The challenge: there is currently low uptake of council supported schemes to install home decarbonisation measures such as thermal insulation and photovoltaic panels (PV). Surrey County Council has commissioned an independent research team from the University of Surrey to evaluate their schemes and explore ways in which the customer experience, and take-up of measures, could be improved.
The project examines the structural and psychological factors that prevent people who could make use of such initiatives from registering their interest and following through to installation (i.e., what factors explain the leaky pipeline in stimulating interest and converting interest into action)?
The team are running two primary studies: one quantitative survival analysis; and one qualitative interview and review-based study. These two studies will be supplemented by a workshop, where the findings from the primary research will be discussed with the relevant stakeholders.

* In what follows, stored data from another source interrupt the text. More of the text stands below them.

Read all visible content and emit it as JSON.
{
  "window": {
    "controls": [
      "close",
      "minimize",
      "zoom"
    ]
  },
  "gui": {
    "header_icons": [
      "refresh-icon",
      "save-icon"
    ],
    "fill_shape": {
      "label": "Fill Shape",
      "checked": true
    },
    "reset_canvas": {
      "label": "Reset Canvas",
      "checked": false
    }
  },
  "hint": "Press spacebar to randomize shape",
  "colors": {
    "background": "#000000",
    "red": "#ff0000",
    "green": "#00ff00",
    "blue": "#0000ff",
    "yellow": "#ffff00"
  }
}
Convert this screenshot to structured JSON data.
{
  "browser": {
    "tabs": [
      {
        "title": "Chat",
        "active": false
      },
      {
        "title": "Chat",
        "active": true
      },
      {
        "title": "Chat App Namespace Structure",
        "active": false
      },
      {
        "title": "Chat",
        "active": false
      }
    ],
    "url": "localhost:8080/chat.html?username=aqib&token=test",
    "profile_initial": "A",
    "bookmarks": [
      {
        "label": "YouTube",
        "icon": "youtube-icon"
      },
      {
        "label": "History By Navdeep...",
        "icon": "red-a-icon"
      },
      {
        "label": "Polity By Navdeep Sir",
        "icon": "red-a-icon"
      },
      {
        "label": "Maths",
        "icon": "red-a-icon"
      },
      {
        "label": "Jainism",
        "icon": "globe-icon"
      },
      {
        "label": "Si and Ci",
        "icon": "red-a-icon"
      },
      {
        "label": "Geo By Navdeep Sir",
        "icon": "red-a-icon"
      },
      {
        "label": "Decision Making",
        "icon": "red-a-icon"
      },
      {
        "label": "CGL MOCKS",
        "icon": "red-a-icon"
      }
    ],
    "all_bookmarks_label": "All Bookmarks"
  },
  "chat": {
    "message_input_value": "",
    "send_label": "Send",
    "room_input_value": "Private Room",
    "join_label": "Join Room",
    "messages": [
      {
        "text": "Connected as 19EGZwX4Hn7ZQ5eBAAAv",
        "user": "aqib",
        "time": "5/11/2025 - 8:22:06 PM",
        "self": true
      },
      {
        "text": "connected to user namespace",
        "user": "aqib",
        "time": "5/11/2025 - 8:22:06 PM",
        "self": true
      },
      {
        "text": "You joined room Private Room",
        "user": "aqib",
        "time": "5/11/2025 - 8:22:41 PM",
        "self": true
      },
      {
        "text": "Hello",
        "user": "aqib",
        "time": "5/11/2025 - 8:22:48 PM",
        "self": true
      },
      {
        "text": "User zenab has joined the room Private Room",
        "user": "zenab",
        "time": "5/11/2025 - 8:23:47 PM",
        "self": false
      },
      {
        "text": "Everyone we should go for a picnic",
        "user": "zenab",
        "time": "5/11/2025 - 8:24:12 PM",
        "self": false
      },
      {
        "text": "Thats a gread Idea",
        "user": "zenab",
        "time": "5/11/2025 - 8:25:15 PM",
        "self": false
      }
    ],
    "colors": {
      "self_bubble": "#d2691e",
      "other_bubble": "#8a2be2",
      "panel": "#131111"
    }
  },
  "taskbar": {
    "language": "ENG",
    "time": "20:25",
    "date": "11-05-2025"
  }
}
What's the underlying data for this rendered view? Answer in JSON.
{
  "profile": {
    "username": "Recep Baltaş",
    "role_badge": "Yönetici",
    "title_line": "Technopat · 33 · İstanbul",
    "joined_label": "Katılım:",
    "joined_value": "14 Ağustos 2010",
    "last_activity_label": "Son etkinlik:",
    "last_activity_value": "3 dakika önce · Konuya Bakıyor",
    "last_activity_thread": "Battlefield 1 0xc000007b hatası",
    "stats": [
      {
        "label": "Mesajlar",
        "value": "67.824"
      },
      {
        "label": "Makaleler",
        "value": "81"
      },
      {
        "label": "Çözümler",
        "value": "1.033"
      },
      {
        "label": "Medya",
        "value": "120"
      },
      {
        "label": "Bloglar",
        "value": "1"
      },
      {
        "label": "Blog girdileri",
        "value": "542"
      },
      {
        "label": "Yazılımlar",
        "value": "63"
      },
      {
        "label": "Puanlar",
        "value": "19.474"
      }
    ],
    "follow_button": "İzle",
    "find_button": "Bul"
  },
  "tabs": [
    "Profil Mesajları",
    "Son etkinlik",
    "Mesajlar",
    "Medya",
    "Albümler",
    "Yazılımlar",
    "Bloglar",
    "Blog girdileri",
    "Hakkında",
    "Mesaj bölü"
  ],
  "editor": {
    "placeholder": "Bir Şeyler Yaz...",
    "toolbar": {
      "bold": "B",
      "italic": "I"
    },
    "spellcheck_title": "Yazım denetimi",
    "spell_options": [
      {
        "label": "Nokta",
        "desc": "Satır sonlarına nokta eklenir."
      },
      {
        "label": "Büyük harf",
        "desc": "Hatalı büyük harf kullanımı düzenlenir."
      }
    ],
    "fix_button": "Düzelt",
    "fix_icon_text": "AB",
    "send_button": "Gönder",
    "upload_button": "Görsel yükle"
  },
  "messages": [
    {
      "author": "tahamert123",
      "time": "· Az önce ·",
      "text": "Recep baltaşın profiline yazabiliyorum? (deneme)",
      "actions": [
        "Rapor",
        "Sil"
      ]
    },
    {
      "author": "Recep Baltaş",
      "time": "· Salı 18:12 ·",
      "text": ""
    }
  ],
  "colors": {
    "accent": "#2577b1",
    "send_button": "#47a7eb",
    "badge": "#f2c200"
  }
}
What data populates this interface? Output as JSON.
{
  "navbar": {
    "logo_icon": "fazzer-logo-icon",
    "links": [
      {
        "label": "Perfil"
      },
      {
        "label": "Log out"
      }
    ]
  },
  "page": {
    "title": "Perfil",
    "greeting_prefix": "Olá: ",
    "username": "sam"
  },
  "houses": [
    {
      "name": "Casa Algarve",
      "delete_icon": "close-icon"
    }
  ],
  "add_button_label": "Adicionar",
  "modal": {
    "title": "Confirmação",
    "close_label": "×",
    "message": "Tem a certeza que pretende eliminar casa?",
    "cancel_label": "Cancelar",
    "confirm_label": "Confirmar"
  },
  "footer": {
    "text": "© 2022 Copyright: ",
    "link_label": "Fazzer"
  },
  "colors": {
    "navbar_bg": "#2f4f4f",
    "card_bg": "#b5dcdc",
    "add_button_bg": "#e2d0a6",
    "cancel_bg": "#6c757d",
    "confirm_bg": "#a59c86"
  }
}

The project will provide a clearer profile of Surrey residents and their propensity to engage with home decarbonisation campaigns. A final report will be provided with a list of intervention recommendations that can be trialled to help increase uptake of future schemes and reduce attrition.
United Nations Sustainable Development Goals
This collaboration is part of Surrey’s work to support the following United Nations Sustainable Development Goals:
3 - Ensure healthy lives and promote well-being for all at all ages
7 - Ensure access to affordable, reliable, sustainable and modern energy for all
9 - Build resilient infrastructure, promote inclusive and sustainable industrialisation and foster innovation
11 - Make cities and human settlements inclusive, safe, resilient and sustainable
12 - Ensure sustainable consumption and production patterns
13 - Take urgent action to combat climate change and its impacts.